Savoir que tu ne me fais plus rien te met dans cet état là ?
Pauvre dément, c’est bien cela. Pauvre ignorant, pauvre imbécile sans argument. Que vas-tu faire demain ? Ne me réponds pas, je le sais déjà… Je t’ai laissé sans nouvelle bien longtemps ; et tu prendras mes mots, tu trouveras un giron dans lequel t’enfouir, et tu diras ô combien je suis méchante. Vilaine. Cruelle. Égoïste. Stupide. Vaniteuse. Prétentieuse. Destructrice. Miroir mon beau miroir, dis-moi qui est le plus menteur…
Ensuite, qu’iras-tu encore inventer ? Auprès de qui iras-tu te plaindre, tentant un sourire presque de compassion entre tes fausses larmes et tes vrais étranglements, car après tout, s’il le faut, si cela sert ta cause, tu irais jusqu’à dire que malgré tout ce que je suis, tu as pitié de moi.
Moi, je n’ai aucune pitié. J’en ai plus pour ce cafard qui ne méritait pas d’être là, qui n’a pas choisi d’être cafard, qui vivait sa vie de cafard, qui a fini asphyxié par un pesticide bon marché.
Mais toi, quelle pitié pourrais-tu m’inspirer ?
Vas-y, sers-toi un autre verre, continue de cogiter. Tes cogitations t’emmènent trop loin, et pendant que tu perds du temps à chercher comment, encore, me broyer, je vis. C’est bien ta colère et ta douleur, n’est-ce pas ? Je vis.
Mais je ne t’oublie pas. Tout comme tu m’as observée, toutes ces années, tout comme tu as guetté chacun de mes pas, de mes gestes, de mes silences ou de mes mots, je t’observe aussi. Pas par désir de vengeance; Pas par volonté de continuer à souffrir, cela est bien fini. Je ne t’oublie pas, pour mieux protéger de ta dévastatrice ambition ces enfants que je t’ai donnés.
Je ne te laisserai pas leur faire ce que tu m’as fait. Ils ne seront ni tes jouets, ni tes instruments pour continuer à torturer. Ils ne seront pas involontairement serviles, inconsciemment soumis. Ils ne seront pas des petits toi, petits monstres, petits rien, aigris avant d’avoir vécu de ne pas avoir de vie, de ne pas avoir d’esprit, de ne pas avoir d’amis. De n’avoir pour tout espoir que celui de pouvoir mieux détruire ceux qui pourraient les approcher.

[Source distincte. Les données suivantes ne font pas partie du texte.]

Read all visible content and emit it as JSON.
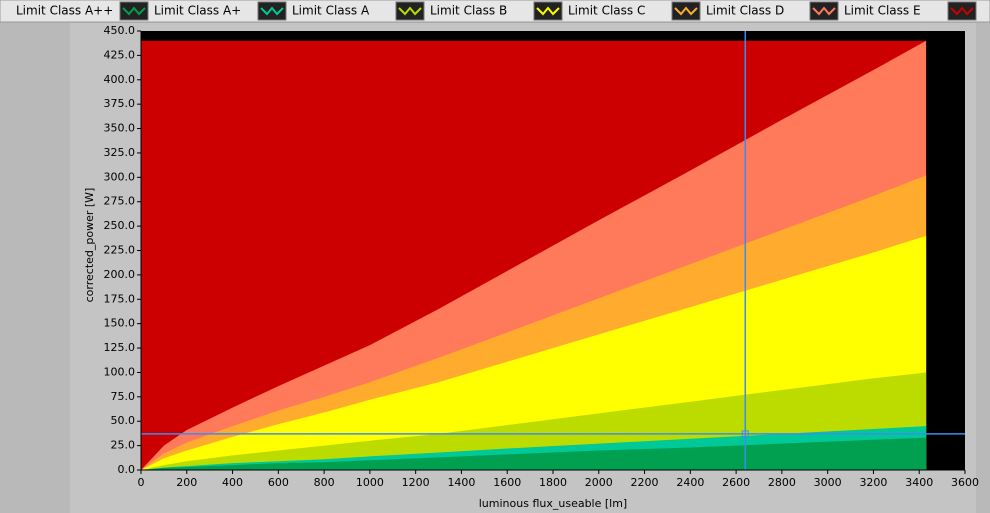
{
  "chart_data": {
    "type": "area",
    "xlabel": "luminous flux_useable [lm]",
    "ylabel": "corrected_power [W]",
    "x": [
      0,
      100,
      200,
      400,
      600,
      800,
      1000,
      1300,
      1600,
      2000,
      2400,
      2800,
      3200,
      3430
    ],
    "series": [
      {
        "name": "Limit Class A++",
        "color": "#00a050",
        "values": [
          0,
          2,
          3,
          5,
          7,
          8,
          10,
          13,
          16,
          20,
          23,
          27,
          31,
          33
        ]
      },
      {
        "name": "Limit Class A+",
        "color": "#00c896",
        "values": [
          0,
          2.5,
          4,
          7,
          9,
          11,
          14,
          18,
          22,
          27,
          32,
          37,
          42,
          45
        ]
      },
      {
        "name": "Limit Class A",
        "color": "#bcdc00",
        "values": [
          0,
          5,
          9,
          15,
          20,
          25,
          30,
          37,
          46,
          58,
          70,
          82,
          94,
          100
        ]
      },
      {
        "name": "Limit Class B",
        "color": "#ffff00",
        "values": [
          0,
          12,
          20,
          34,
          47,
          59,
          72,
          90,
          111,
          139,
          167,
          195,
          223,
          240
        ]
      },
      {
        "name": "Limit Class C",
        "color": "#ffab2e",
        "values": [
          0,
          17,
          28,
          45,
          61,
          75,
          90,
          115,
          141,
          176,
          211,
          246,
          281,
          302
        ]
      },
      {
        "name": "Limit Class D",
        "color": "#ff7a5a",
        "values": [
          0,
          25,
          41,
          64,
          86,
          107,
          128,
          165,
          204,
          256,
          307,
          359,
          410,
          440
        ]
      },
      {
        "name": "Limit Class E",
        "color": "#cc0000",
        "values": [
          440,
          440,
          440,
          440,
          440,
          440,
          440,
          440,
          440,
          440,
          440,
          440,
          440,
          440
        ]
      }
    ],
    "cursor": {
      "x": 2640,
      "y": 37,
      "color": "#3c8cf0"
    },
    "xlim": [
      0,
      3600
    ],
    "xticks": [
      0,
      200,
      400,
      600,
      800,
      1000,
      1200,
      1400,
      1600,
      1800,
      2000,
      2200,
      2400,
      2600,
      2800,
      3000,
      3200,
      3400,
      3600
    ],
    "ylim": [
      0,
      450
    ],
    "yticks": [
      {
        "value": 0,
        "label": "0.0"
      },
      {
        "value": 25,
        "label": "25.0"
      },
      {
        "value": 50,
        "label": "50.0"
      },
      {
        "value": 75,
        "label": "75.0"
      },
      {
        "value": 100,
        "label": "100.0"
      },
      {
        "value": 125,
        "label": "125.0"
      },
      {
        "value": 150,
        "label": "150.0"
      },
      {
        "value": 175,
        "label": "175.0"
      },
      {
        "value": 200,
        "label": "200.0"
      },
      {
        "value": 225,
        "label": "225.0"
      },
      {
        "value": 250,
        "label": "250.0"
      },
      {
        "value": 275,
        "label": "275.0"
      },
      {
        "value": 300,
        "label": "300.0"
      },
      {
        "value": 325,
        "label": "325.0"
      },
      {
        "value": 350,
        "label": "350.0"
      },
      {
        "value": 375,
        "label": "375.0"
      },
      {
        "value": 400,
        "label": "400.0"
      },
      {
        "value": 425,
        "label": "425.0"
      },
      {
        "value": 450,
        "label": "450.0"
      }
    ],
    "background": "#000000"
  }
}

Ils ne seront pas porteurs de tes projections. Ils ne seront pas tes monstrueuses créations.
Dussé-je encore des années lutter, m’armer, et résister contre cette guerre inhumaine que tu me mènes.
Mon combat est juste, même si tes batailles sont incessantes et mortelles. Mon combat est sincère, sans mensonge, sans fard. Sans vengeance. Sans revanche.
Mon combat n’est pas contre toi.
Il est pour eux.
Eux, pauvre néant, eux, qui ont un droit. Celui d’être protégé de ton immense et indéfectible cruauté.